Hey, if the DOE is for it for the most logical reason (Fuel Cell production) I'm all for it. Less polution = A Good Thing.

Of course, I can imagine what the likes of the Harry Potter Burners have to say about this lil' tinkering...

Mwahaha. I love it. It's FRANKENGERM! :)

Definately giving me a lot of ideas for a lot of things inside my complex lil' organ...

....to imagine that, in theory, some day, that petrie dish could be thinking similar things.....

MWahaha. Juiblex's Intelligent Slime will Rise! Like Yeast!
 

Agnostic Paladin said:
Why should they write the entire genome from scratch?

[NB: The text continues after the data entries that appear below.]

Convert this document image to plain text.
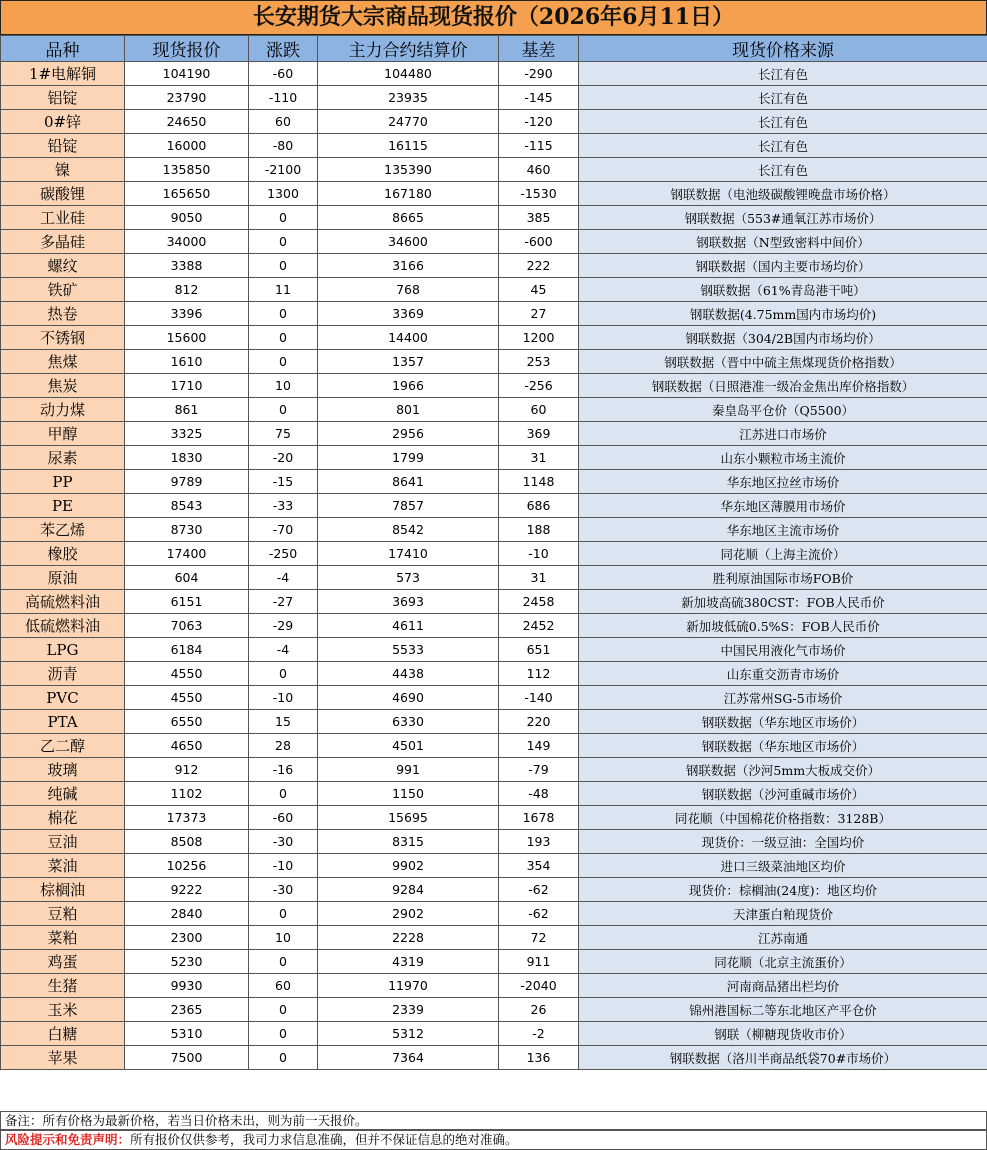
长安期货大宗商品现货报价（2026年6月11日）
品种	现货报价	涨跌	主力合约结算价	基差	现货价格来源
1#电解铜	104190	-60	104480	-290	长江有色
铝锭	23790	-110	23935	-145	长江有色
0#锌	24650	60	24770	-120	长江有色
铅锭	16000	-80	16115	-115	长江有色
镍	135850	-2100	135390	460	长江有色
碳酸锂	165650	1300	167180	-1530	钢联数据（电池级碳酸锂晚盘市场价格）
工业硅	9050	0	8665	385	钢联数据（553#通氧江苏市场价）
多晶硅	34000	0	34600	-600	钢联数据（N型致密料中间价）
螺纹	3388	0	3166	222	钢联数据（国内主要市场均价）
铁矿	812	11	768	45	钢联数据（61%青岛港干吨）
热卷	3396	0	3369	27	钢联数据(4.75mm国内市场均价)
不锈钢	15600	0	14400	1200	钢联数据（304/2B国内市场均价）
焦煤	1610	0	1357	253	钢联数据（晋中中硫主焦煤现货价格指数）
焦炭	1710	10	1966	-256	钢联数据（日照港准一级冶金焦出库价格指数）
动力煤	861	0	801	60	秦皇岛平仓价（Q5500）
甲醇	3325	75	2956	369	江苏进口市场价
尿素	1830	-20	1799	31	山东小颗粒市场主流价
PP	9789	-15	8641	1148	华东地区拉丝市场价
PE	8543	-33	7857	686	华东地区薄膜用市场价
苯乙烯	8730	-70	8542	188	华东地区主流市场价
橡胶	17400	-250	17410	-10	同花顺（上海主流价）
原油	604	-4	573	31	胜利原油国际市场FOB价
高硫燃料油	6151	-27	3693	2458	新加坡高硫380CST：FOB人民币价
低硫燃料油	7063	-29	4611	2452	新加坡低硫0.5%S：FOB人民币价
LPG	6184	-4	5533	651	中国民用液化气市场价
沥青	4550	0	4438	112	山东重交沥青市场价
PVC	4550	-10	4690	-140	江苏常州SG-5市场价
PTA	6550	15	6330	220	钢联数据（华东地区市场价）
乙二醇	4650	28	4501	149	钢联数据（华东地区市场价）
玻璃	912	-16	991	-79	钢联数据（沙河5mm大板成交价）
纯碱	1102	0	1150	-48	钢联数据（沙河重碱市场价）
棉花	17373	-60	15695	1678	同花顺（中国棉花价格指数：3128B）
豆油	8508	-30	8315	193	现货价：一级豆油：全国均价
菜油	10256	-10	9902	354	进口三级菜油地区均价
棕榈油	9222	-30	9284	-62	现货价：棕榈油(24度)：地区均价
豆粕	2840	0	2902	-62	天津蛋白粕现货价
菜粕	2300	10	2228	72	江苏南通
鸡蛋	5230	0	4319	911	同花顺（北京主流蛋价）
生猪	9930	60	11970	-2040	河南商品猪出栏均价
玉米	2365	0	2339	26	锦州港国标二等东北地区产平仓价
白糖	5310	0	5312	-2	钢联（柳糖现货收市价）
苹果	7500	0	7364	136	钢联数据（洛川半商品纸袋70#市场价）
备注：所有价格为最新价格，若当日价格未出，则为前一天报价。
风险提示和免责声明：所有报价仅供参考，我司力求信息准确，但并不保证信息的绝对准确。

As any programmer will tell you, code reuse is the only thing that makes large projects possible. Nature supplies us with a great big huge library of existing code; there's no reason to rewrite the wheel every time.

They said they wanted to see what the minimum amount of DNA you need to have to have life. Also, there are certain design insights you get from doing things from scratch that you don't get any other way. Remember, this is still research.

To carry the software analogy, manipulating known blocks of DNA is like coding in C. These guys want to learn assembly.